Hierarchical Clustering

This checkbox selects whether to perform hierarchical clustering on the elements in each cluster created.

Default Distance Metric: Euclidean (for finding nearest neighbors), Pearson (for Correlation test). Fixed, will not correspond to distance menu.

Genes can be assigned to any of the specified classes by checking the box in the appropriate column for that gene. Genes designated as “Neutral” will be classified in subsequent steps, whereas those assigned to classes in this step will be treated as the training set. The “Edit” and “Tools” menus at the top of the classification editor allow searching, sorting and selection of data. The classification scheme can be saved in a text file if needed, to be loaded in a future KNNC run (as explained above).
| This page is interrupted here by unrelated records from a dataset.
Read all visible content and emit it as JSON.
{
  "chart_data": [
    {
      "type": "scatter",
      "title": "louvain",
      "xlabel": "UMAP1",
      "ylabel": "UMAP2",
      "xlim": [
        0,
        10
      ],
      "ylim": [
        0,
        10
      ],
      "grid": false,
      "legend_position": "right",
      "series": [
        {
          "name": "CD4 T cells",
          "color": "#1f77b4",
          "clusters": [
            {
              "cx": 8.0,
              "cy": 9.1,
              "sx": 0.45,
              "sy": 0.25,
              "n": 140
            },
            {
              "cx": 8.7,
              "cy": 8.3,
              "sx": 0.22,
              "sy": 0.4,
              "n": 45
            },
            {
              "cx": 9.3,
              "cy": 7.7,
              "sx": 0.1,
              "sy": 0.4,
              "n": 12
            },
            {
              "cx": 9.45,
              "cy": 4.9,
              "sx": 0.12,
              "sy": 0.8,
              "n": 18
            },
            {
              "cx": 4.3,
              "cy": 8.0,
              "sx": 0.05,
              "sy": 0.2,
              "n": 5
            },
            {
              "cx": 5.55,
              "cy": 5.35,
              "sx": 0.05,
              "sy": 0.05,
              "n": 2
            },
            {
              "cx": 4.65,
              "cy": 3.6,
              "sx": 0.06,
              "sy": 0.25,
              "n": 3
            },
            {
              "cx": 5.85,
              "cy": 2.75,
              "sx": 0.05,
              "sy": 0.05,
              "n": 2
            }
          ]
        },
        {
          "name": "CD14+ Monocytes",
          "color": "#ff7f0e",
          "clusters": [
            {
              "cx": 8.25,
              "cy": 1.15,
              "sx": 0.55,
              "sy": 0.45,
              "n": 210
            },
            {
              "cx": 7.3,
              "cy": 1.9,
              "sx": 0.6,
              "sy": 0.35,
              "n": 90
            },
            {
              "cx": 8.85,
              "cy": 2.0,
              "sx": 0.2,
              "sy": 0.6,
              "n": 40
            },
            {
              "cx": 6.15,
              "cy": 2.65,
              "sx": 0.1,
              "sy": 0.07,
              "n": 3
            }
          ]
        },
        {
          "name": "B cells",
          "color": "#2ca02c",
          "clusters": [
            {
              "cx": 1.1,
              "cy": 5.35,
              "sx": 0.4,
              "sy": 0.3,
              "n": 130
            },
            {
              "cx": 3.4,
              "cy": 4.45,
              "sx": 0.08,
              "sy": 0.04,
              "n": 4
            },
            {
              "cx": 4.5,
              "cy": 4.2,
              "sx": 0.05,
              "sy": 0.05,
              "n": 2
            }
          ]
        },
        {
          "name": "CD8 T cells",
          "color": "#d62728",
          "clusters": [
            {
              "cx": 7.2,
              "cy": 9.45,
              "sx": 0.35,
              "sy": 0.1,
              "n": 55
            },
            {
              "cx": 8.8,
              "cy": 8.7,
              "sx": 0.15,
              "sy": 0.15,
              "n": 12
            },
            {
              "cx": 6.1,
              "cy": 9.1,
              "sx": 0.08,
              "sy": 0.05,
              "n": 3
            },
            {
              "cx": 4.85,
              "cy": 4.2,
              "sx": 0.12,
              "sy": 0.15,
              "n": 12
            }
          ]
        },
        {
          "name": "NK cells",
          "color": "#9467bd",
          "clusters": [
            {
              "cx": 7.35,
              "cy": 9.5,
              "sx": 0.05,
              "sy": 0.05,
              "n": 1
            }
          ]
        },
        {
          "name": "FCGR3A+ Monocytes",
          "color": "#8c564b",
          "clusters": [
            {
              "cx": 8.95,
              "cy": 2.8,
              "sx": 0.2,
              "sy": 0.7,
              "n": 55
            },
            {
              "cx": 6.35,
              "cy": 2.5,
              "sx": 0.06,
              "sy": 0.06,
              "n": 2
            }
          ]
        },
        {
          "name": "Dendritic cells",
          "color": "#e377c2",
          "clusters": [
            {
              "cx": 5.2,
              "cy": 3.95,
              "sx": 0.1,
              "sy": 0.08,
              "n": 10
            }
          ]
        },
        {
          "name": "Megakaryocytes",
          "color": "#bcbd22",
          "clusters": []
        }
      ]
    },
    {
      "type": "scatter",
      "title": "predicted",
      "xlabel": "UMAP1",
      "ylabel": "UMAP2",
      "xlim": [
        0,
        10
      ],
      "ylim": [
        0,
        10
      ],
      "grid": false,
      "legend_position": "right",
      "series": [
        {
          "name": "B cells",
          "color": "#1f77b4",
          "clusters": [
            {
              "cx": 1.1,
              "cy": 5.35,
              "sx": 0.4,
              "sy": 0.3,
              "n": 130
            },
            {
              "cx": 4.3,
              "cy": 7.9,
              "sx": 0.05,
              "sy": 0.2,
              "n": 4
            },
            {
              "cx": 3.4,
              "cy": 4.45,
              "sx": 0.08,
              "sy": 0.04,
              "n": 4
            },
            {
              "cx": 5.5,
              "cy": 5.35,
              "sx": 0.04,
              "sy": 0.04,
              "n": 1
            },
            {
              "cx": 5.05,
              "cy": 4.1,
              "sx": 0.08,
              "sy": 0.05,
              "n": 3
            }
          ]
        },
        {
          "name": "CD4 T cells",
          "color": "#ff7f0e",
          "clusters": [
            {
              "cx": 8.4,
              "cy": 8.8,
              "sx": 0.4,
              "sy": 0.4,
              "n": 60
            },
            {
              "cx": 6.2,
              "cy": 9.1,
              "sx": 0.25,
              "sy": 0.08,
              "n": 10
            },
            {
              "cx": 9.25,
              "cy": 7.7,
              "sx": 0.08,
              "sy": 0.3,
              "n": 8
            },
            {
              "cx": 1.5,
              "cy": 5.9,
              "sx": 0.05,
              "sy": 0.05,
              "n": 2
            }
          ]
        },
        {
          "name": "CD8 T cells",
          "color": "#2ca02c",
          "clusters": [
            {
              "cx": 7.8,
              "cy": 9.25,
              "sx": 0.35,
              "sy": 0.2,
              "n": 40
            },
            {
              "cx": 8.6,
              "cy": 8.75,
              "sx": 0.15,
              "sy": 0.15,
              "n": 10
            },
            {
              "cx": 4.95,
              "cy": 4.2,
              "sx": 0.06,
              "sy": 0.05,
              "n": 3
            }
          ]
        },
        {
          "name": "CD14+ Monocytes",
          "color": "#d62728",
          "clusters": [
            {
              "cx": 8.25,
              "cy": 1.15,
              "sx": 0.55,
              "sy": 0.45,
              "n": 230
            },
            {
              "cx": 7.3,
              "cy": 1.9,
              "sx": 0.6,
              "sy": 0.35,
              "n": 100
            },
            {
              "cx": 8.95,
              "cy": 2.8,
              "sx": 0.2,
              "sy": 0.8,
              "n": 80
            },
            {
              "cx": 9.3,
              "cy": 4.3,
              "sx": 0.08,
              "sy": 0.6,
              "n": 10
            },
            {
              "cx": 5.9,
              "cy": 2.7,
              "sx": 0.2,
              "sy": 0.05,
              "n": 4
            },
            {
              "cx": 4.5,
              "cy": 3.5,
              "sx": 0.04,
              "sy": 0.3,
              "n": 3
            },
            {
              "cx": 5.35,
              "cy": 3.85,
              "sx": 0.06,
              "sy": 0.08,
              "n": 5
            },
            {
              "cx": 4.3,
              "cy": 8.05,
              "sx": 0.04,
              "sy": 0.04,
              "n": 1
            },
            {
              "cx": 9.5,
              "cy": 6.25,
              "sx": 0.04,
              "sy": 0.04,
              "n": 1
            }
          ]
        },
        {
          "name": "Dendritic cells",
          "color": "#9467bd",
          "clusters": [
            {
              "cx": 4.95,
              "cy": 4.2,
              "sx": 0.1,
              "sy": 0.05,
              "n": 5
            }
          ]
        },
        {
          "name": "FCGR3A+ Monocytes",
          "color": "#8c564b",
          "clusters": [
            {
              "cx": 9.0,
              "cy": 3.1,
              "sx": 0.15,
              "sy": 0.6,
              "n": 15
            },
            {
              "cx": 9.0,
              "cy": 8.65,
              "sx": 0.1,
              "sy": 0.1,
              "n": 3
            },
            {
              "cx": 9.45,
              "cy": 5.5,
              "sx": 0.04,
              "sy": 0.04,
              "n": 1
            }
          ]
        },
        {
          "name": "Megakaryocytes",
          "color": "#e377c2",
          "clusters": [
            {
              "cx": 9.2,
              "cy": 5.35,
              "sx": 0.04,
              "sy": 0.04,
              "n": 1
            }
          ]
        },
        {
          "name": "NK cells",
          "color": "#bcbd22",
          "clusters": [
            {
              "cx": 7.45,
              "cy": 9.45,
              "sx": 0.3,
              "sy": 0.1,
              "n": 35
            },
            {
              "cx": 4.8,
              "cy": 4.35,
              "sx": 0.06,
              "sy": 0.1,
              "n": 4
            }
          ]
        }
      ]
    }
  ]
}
KNN Classification cross-validation statistics viewer

On hitting the “Next” button in the classification editor, the calculations proceed, and the output has the usual viewers as most other MeV runs. The main difference is that each type of viewer has several sub-viewers for Used Classifiers, Unused Classifiers (those that are possibly weeded out by variance filtering), Classified, Used Classifiers + Classified, Unclassified and All. This is done so that users can visually compare training vectors to trained vectors.

KNNC Validation

The Validate option in KNNC provides dialogs very much like the above, and is used to perform leave-one-out cross validation on the training set. The output viewers are also similar to the ones obtained in classification, with an additional viewer that provides cross-validation statistics.